Emily Lehman grabbed a piece of paper as she stood in front of a crowd of young athletes in Frederick County on Wednesday night.
She told them she was on a plane back from Florida, and she had written a letter to her younger self. She had “shocked her eyes” as she recounted the challenges she faced – mental health issues, body disorientation and self-doubt – and what she learned from them.
“My dear young lady,” Lyman read from the letter. “You will have mental breakdowns and cry because your worth and your values will be based on your sport and performance,”
She paused, before plunging forward.
“But it doesn’t have to be that,” she continued. “I want you to remember to look for all the beautiful things in life, not just a practice or game you may have had.”
Lehman, an athletic performance coach and mentor leader at Player’s Fitness and Performance, Frederick’s gym, shared her story at “Take Back Control,” a panel discussion and empowering event hosted by the Frederick County Gym and Mental Health Association.
The event was intended to target the stigma surrounding mental health issues, and featured motivational speakers, player fitness and performance coaches, and current and former college athletes who once played in Frederick County.
More than 150 high school and college athletes, their parents and coaches attended the session, which took place at the gym Wednesday night, said Rebecca Lyman, director of marketing and development for the Mental Health Association.
Her daughter plays with Frederic Renegades lacrosse club. Lehmann said her daughter’s coach canceled training on Wednesday so the team could attend.
Members of the Heartbreakers, Frederick’s softball team, also sat among the audience, still wearing their uniforms. They had attended training from 5:30 to 7 p.m. Wednesday. Their coaches encouraged them to come to the event afterward.
“I hope the girls get a lot from it,” said Earl Edwards, assistant coach and recruitment coordinator at Heartbreakers.
The athletes who spoke on Wednesday shared their experiences recovering from injuries and learning to define themselves outside the context of their sport.
They emphasized, one by one, to the young people in the audience that they were much more than just athletes.
“I wish I had heard someone say that when I was your youth,” said Carly Heine, who played lacrosse at Oakdale High School before playing at the University of Michigan.
Heine immediately fell in love with lacrosse when she started playing in the third grade. She knew her “time and there” and wanted to play at the highest level possible as a Lacrosse: Division I.
She worked hard to do so, receiving accolades throughout high school. But the whole time, she could tell that something was wrong. She knew it was not normal for a teenage girl to not feel her legs.

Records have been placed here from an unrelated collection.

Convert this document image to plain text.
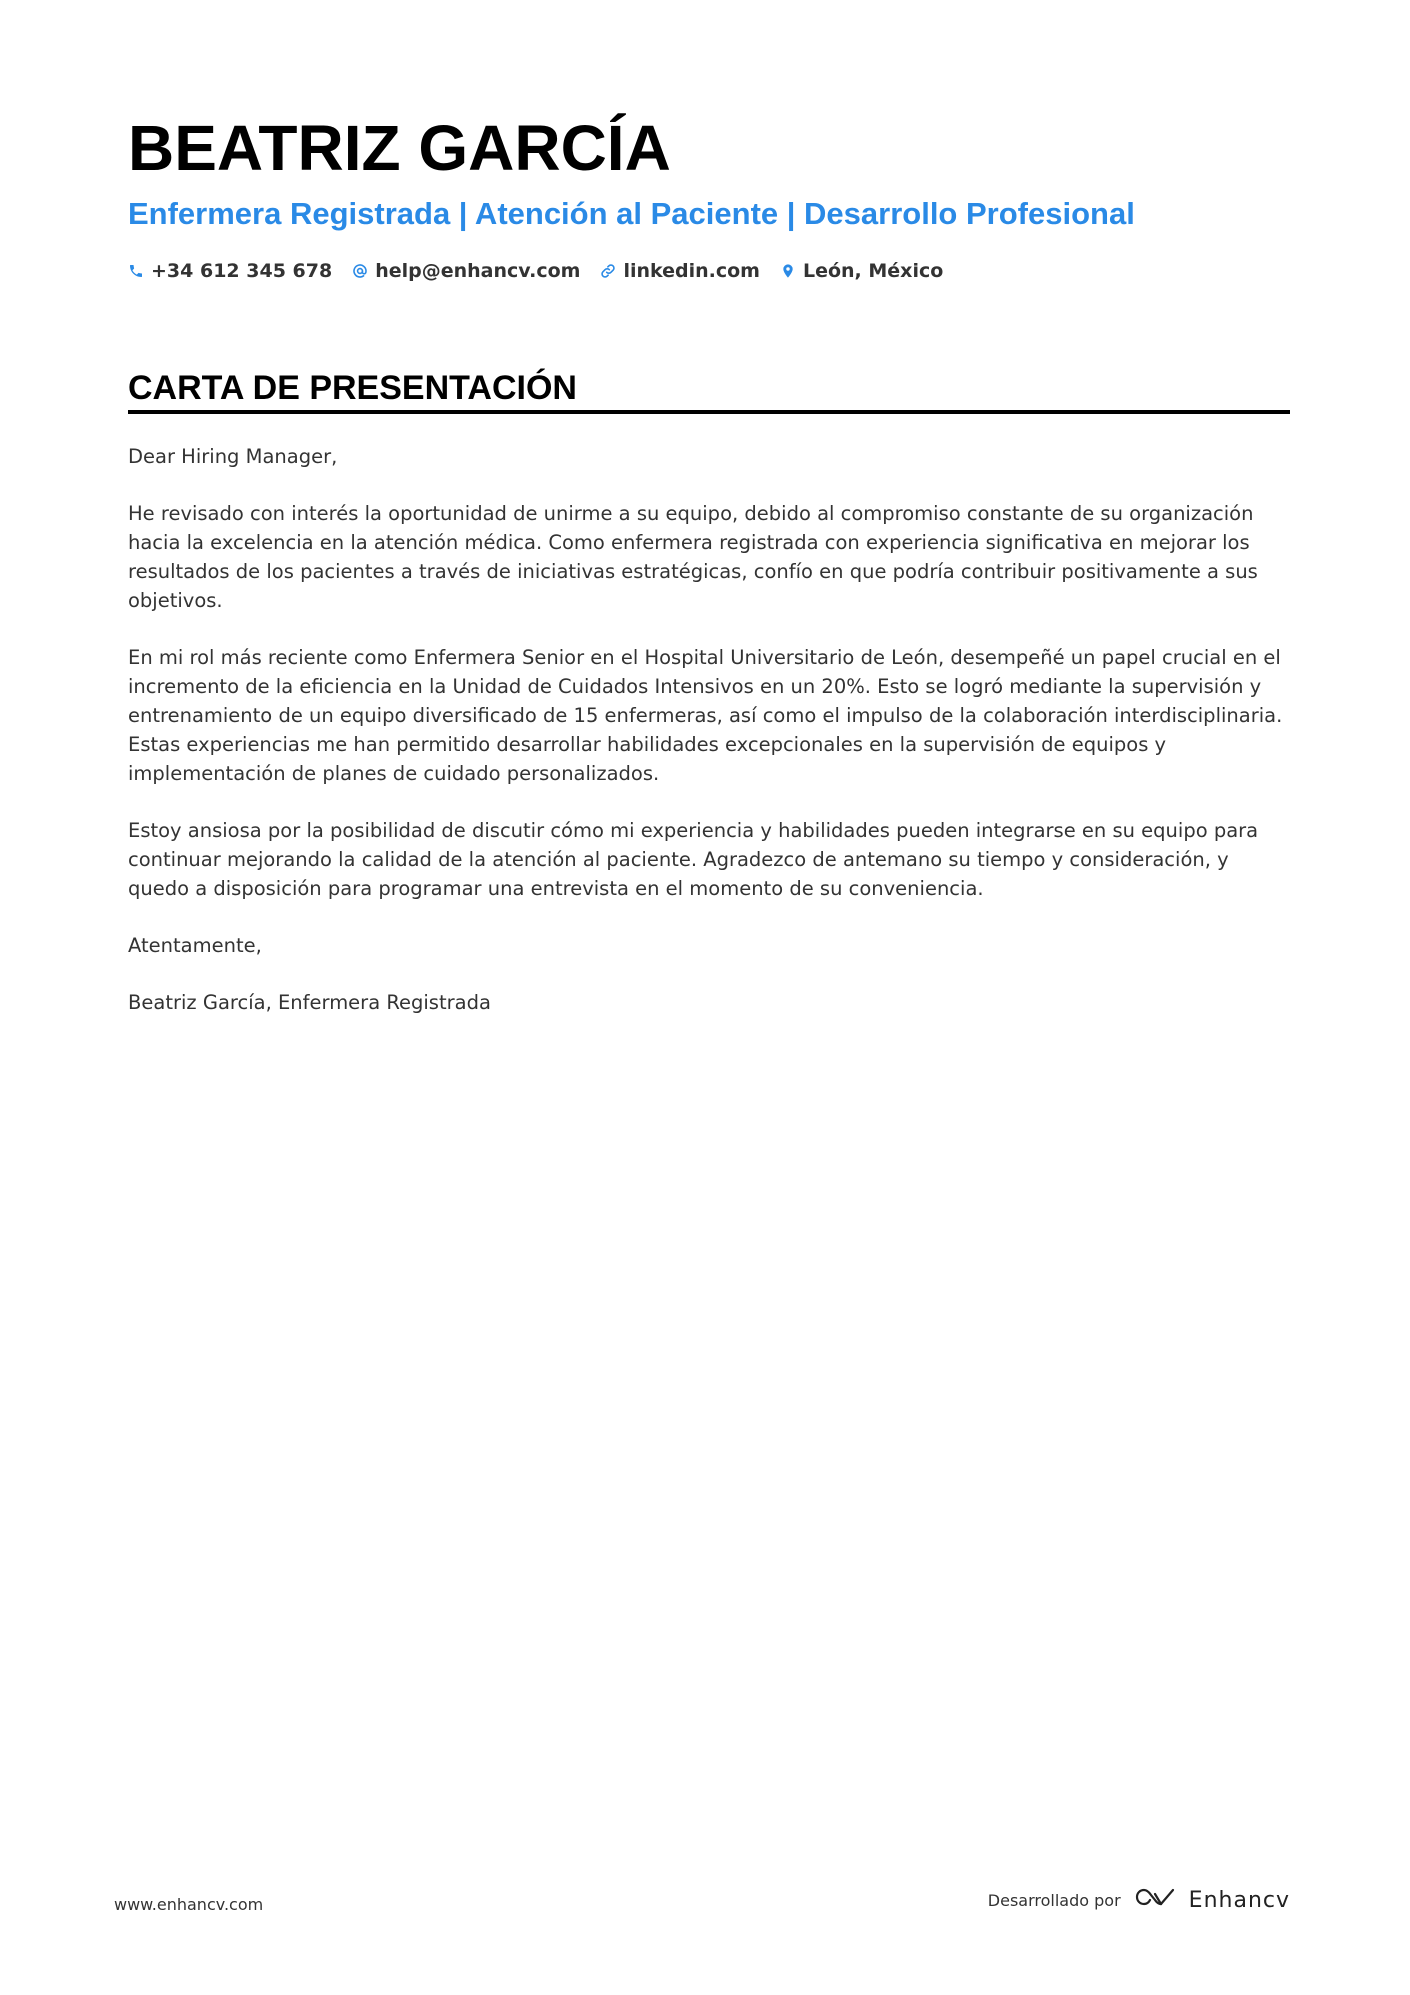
BEATRIZ GARCÍA
Enfermera Registrada | Atención al Paciente | Desarrollo Profesional
+34 612 345 678 help@enhancv.com linkedin.com León, México
CARTA DE PRESENTACIÓN

Dear Hiring Manager,

He revisado con interés la oportunidad de unirme a su equipo, debido al compromiso constante de su organización hacia la excelencia en la atención médica. Como enfermera registrada con experiencia significativa en mejorar los resultados de los pacientes a través de iniciativas estratégicas, confío en que podría contribuir positivamente a sus objetivos.

En mi rol más reciente como Enfermera Senior en el Hospital Universitario de León, desempeñé un papel crucial en el incremento de la eficiencia en la Unidad de Cuidados Intensivos en un 20%. Esto se logró mediante la supervisión y entrenamiento de un equipo diversificado de 15 enfermeras, así como el impulso de la colaboración interdisciplinaria. Estas experiencias me han permitido desarrollar habilidades excepcionales en la supervisión de equipos y implementación de planes de cuidado personalizados.

Estoy ansiosa por la posibilidad de discutir cómo mi experiencia y habilidades pueden integrarse en su equipo para continuar mejorando la calidad de la atención al paciente. Agradezco de antemano su tiempo y consideración, y quedo a disposición para programar una entrevista en el momento de su conveniencia.

Atentamente,

Beatriz García, Enfermera Registrada

www.enhancv.com	Desarrollado por	Enhancv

She wasn’t diagnosed with popliteal artery entrapment syndrome until after she started playing in Michigan, an unusual condition in which a patient’s calf muscle compresses the main artery behind his knee, making it difficult for blood to flow down his leg’s foot.
After undergoing a series of treatments, Heine medically retired from her athletic career during her junior year and became a student assistant coach. It was a very difficult decision. It was hard to wrap her head around the idea of never wearing her uniform again. The only way she thought of herself was to be athletic.
She described the beginning of her junior year to the time of her graduation as “rock bottom.”
But she said she has a strong support network in her family and coaches.
She said, “I never step on the field after the end of my freshman year, and my family still travels around the country to see me grab a holster.”
Lyman, who played football all her life, including at the University of Frostburg, decided to move away from the sport she loved.
Her mental health was so low that she knew she needed time to work on herself. She said she became a strength conditioning coach and learned to fight anxiety “the right way,” rather than hiding from herself.
Now she is helping sports overcome obstacles in her “dream job”. Although she still struggled with anxiety, depression, and despair, she continued to grow mentally and physically.
“Dear Emily,” she concluded, “I am so proud of you.”